Il 2016 dell’uva da tavola italiana sarà ricordato come uno degli anni peggiori per un comparto che fino a pochi lustri fa era ai vertici mondiali per produzioni, mercati serviti e innovazioni apportate. Le difficili condizioni climatiche (Fig. 1), con piogge insistenti non solo in settembre, hanno danneggiato oltre il 65% del prodotto, che in molti casi non è stato nemmeno raccolto.
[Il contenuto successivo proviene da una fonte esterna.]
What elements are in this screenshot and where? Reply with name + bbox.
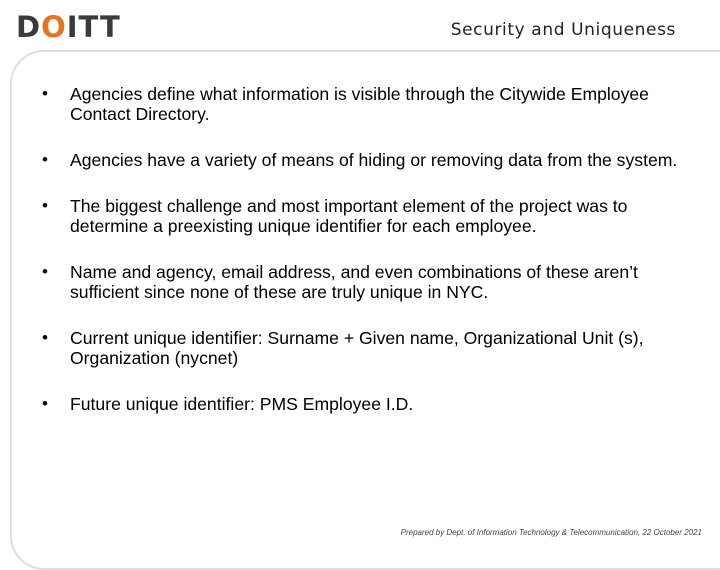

Secondo quanto riportato da Ismea (Istituto di Servizi per il Mercato Agricolo Alimentare) l’andamento dei mercati dell’uva da tavola nel 2016 è stato sottotono e con quotazioni in calo o tutt’al più stabili (Fig. 2). L’esordio delle uve pugliesi ha fatto registrare valori inferiori rispetto alla stagione precedente. Le uve apirene, invece, hanno mostrato un buon flusso, in particolare verso l’estero, dove la minore presenza di prodotto egiziano e marocchino ha agevolato le vendite del prodotto nazionale. Alla fine di agosto, con l’arrivo dell’uva Italia di standard ottimali per colorazione e dimensioni del grappolo, vi è stata una crescita della domanda. Tuttavia, la presenza sul mercato di prodotto estero proveniente da Grecia, Spagna e Turchia, esitato a prezzi concorrenziali, ha comportato un’ulteriore flessione delle attività di scambio ed una più debole richiesta di uve nazionali. Poi di nuovo un calo delle quotazioni, in particolare per le uve pugliesi interessate da problemi di ordine qualitativo (marciumi e muffe). Diversa la situazione per il prodotto siciliano che presentava una migliore intonazione della domanda con quotazioni più stabili per la varietà Italia e anche superiori per Redglobe.
In questo contesto, le uve da tavola, in particolare quelle rosse - con e senza semi - molto richieste dai mercati, specialmente russo e inglese, hanno subìto un rallentamento negli scambi o non sono state affatto ritirate; il clima avverso le ha in seguito irrimediabilmente rovinate. Questa situazione è anche la diretta conseguenza dell’embargo russo, considerato l’elevato gradimento di quel mercato verso le uve pigmentate.